If you remember the ending to “John Wick, Chapter 2,” Reeves’ back-from-retirement assassin Wick had committed the unpardonable sin in this world of killers: He murdered a member of the High Table, the mysterious organization in charge of everything, in the confines of The Continental, the New York hotel where assassins leave their work at the entrance. The Continental’s manager, Winston (Ian McShane), told Wick then that he was “excommunicate” from the hotel, with a $14 million bounty on his head, and a one-hour head start.
Chapter 3 begins during that hour, as Wick locates a stash of goods he needs to make it out alive, finds a friendly doctor (Randall Duk Kim) to stitch up his wounds, and tries to figure out what he’ll do next. Some of Wick’s figuring is done on the run, as he’s being pursued by the Russian mob, the Yakuza, and every other group with the possible exception of the Camp Fire Girls. Even the National Basketball Association is after him — really, that’s Philadelphia 76ers center Boban Marjanovic, all 7’3’’ of him, fighting Wick in the New York City Public Library.
After the usual round of shooting and punching out random lackeys — a sequence with carriage horses is a nice touch — Wick seeks a way out of New York. The route brings him in contact with a Mad Libs of actors: Anjelica Huston, Halle Berry, Jerome Flynn (Bronn from “Game of Thrones”) and Said Taghmaoui (“Wonder Woman”). Meanwhile, the High Table has sent an Adjudicator (played by Asia Kate Dillon, the nonbinary co-star of Showtime’s “Billions”) to pass judgment on Winston and the Bowery King (Laurence Fishburne) for helping Wick in the last movie.
Of course, fans of the Wick series don’t care so much about plot.
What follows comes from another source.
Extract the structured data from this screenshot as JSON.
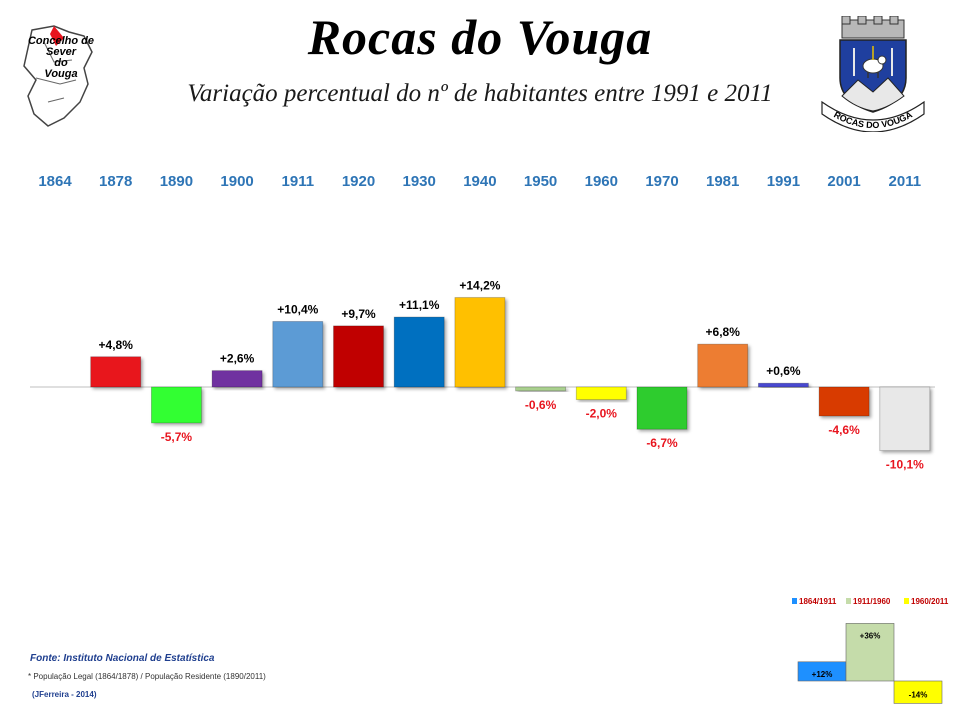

They want the hyper-stylized action that Chad Stahelski, the former kick boxer and stunt coordinator who has helmed all three “Wick” movies, brings to the show. The action sequences are blood-splattered choreography, like the dance routines in a “Step Up” movie but with a higher body count.
There are some visually arresting fight scenes. There’s the running shootout Wick and Berry’s character have with hordes of assassins in Casablanca (yes, really), or there’s Wick’s glass-shattering karate duel with two ruthless killers (Cecep Arif Rahman and Yayan Ruhian, from “The Raid” franchise from Indonesia), or a final boss battle with Zero (Mark Dascasos, aka The Chairman from “Iron Chef America”), a killer who’s also a sushi chef.
One grades the quality of a “John Wick” movie by the flair and originality of its action sequences. The fights here don’t have the same out-of-the-box charm of the original — you only get to make a first impression once — they are brimming with eye-popping spectacle. For Keanu’s sake, I hope he’s resting up for Chapter 4.
‘John Wick, Chapter 3: Parabellum’
Opens Friday, May 17, in theaters everywhere. Rated R for pervasive strong language, and some language. Running time: 130 minutes.